I sympathise with the author because no one wants to see people, least of all children, abused. But at present, adults and children are abused despite laws against commercial sex. It is the very laws against sex work that endangers the lives of the sex workers themselves, the victims of poverty, abuse, unemployment, crime and greed.

In order to get a job, keep a job, get promotion, get overtime or just get by in work, women often have to agree to sexual favours in exchange for things they should legally be entitled to. These phenomena are illegal, but that doesn't protect the victims because they can be accused of engaging in commercial sex work. The fact that exchanging sex for some kind of benefit is a crime means that the real crimes and abuses often go unreported.

The existence of the law does not prevent the crime from happening. The laws need to be properly upheld but that would require that police forces and other custodians of the law also be reformed. Despite the fact that there is already employment legislation that nominally protects employees, anyone suffering abuse is unlikely to seek redress from the law because of stigmatizing attitudes towards sex related crimes.

Opponents of decriminalisation of sex work argue that organised criminals involved in 'protecting' sex workers will benefit from such changes in the legal system. On the contrary, it is because sex workers currently are not protected by the law that they fall victim to pimps. Who is going to report human trafficking under current conditions? Not sex workers' customers, not the pimps and certainly not the 'competition', adult sex workers who are not (ostensibly) forced to work in the sex industry.
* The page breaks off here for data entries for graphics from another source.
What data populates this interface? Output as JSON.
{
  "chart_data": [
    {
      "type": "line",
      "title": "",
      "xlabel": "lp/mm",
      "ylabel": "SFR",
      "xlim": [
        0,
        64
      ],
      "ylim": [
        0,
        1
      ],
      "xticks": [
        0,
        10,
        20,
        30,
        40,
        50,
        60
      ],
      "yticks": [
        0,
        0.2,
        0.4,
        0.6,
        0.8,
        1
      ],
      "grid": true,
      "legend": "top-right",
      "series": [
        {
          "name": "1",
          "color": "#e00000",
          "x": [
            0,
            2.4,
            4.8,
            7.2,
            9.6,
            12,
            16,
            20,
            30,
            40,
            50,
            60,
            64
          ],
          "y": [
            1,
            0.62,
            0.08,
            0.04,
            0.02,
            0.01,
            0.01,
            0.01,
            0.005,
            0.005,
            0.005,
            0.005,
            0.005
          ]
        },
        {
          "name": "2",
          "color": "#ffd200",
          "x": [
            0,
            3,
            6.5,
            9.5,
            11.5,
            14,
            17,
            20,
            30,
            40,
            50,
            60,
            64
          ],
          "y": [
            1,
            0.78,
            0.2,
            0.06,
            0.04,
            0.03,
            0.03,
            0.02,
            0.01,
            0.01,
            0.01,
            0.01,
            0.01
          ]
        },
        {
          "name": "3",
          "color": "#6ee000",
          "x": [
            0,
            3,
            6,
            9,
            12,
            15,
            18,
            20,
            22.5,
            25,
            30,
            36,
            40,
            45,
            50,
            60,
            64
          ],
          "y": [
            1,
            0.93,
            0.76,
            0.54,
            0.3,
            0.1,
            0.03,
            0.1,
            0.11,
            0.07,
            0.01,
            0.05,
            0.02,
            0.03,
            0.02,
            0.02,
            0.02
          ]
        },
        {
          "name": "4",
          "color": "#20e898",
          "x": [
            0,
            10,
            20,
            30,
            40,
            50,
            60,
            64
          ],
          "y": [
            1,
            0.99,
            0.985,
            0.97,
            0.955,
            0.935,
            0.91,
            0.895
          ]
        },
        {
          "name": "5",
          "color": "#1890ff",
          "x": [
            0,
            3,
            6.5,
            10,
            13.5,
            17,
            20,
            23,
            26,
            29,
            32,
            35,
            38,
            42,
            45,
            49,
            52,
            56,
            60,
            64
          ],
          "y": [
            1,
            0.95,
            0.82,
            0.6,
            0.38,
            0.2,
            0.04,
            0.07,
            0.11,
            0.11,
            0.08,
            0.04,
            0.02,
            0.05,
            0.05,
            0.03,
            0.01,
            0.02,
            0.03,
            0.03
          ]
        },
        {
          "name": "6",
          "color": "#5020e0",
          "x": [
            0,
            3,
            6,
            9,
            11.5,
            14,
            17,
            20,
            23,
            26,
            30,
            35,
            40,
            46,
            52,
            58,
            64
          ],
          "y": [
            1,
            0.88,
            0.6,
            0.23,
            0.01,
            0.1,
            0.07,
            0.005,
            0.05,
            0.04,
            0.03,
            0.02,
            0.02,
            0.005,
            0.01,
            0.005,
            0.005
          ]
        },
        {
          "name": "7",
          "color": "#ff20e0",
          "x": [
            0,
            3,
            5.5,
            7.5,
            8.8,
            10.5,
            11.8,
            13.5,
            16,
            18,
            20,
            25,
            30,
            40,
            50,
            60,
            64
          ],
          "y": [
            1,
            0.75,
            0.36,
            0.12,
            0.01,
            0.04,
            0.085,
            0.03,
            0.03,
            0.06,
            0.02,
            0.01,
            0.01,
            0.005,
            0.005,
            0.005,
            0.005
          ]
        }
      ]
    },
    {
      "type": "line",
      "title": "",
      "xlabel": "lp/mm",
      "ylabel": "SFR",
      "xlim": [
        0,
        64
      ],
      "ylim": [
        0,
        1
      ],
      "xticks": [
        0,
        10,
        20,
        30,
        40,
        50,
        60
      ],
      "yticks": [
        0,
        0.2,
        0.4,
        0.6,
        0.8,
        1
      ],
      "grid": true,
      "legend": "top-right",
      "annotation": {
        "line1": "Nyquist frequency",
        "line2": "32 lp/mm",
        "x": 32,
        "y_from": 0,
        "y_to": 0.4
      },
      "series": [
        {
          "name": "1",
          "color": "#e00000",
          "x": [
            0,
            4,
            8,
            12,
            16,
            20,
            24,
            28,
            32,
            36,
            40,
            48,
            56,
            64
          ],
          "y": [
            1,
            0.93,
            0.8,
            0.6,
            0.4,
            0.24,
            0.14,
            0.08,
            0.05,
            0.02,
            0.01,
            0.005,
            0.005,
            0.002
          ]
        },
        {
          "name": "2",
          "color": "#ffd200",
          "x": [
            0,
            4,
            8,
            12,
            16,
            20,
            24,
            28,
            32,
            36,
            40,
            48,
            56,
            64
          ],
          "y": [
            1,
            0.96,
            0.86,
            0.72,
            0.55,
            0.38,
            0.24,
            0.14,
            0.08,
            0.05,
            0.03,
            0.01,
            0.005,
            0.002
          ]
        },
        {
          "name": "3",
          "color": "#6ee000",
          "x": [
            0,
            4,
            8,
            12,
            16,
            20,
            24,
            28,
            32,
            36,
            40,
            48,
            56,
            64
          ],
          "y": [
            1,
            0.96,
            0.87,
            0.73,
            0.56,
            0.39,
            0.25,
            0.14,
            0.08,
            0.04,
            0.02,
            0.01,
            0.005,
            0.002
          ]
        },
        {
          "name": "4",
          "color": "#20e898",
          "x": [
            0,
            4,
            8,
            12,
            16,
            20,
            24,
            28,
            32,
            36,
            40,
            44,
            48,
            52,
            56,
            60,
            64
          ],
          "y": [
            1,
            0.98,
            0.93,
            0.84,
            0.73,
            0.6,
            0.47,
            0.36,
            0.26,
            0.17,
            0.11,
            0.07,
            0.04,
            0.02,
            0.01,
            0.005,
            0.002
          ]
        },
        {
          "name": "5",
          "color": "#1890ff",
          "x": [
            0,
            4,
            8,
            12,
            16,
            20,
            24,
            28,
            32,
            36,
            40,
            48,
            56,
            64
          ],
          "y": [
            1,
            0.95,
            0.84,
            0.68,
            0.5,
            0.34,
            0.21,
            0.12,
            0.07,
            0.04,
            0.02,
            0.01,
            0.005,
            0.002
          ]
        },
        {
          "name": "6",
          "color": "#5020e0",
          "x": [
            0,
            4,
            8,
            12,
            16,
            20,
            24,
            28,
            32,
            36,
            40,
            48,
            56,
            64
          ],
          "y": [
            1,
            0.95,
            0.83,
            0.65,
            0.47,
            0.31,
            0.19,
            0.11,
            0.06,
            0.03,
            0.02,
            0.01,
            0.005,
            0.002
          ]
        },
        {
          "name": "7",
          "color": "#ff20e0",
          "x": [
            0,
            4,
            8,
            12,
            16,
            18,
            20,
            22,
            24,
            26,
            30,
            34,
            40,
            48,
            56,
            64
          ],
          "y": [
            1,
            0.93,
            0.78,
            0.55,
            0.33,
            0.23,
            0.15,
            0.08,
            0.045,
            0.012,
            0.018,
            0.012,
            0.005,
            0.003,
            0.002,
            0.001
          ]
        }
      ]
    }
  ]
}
If people hate the idea of commercial sex work they would be better advised to advocate for employment, health services, social services and other benefits for those who currently have no alternatives for making enough money to survive. This would be the best way to promote the rights of children and adults who may otherwise be forced into the sex industry. The illegal status of sex work punishes the victims and exposes children to the dangers that it claims to protect against.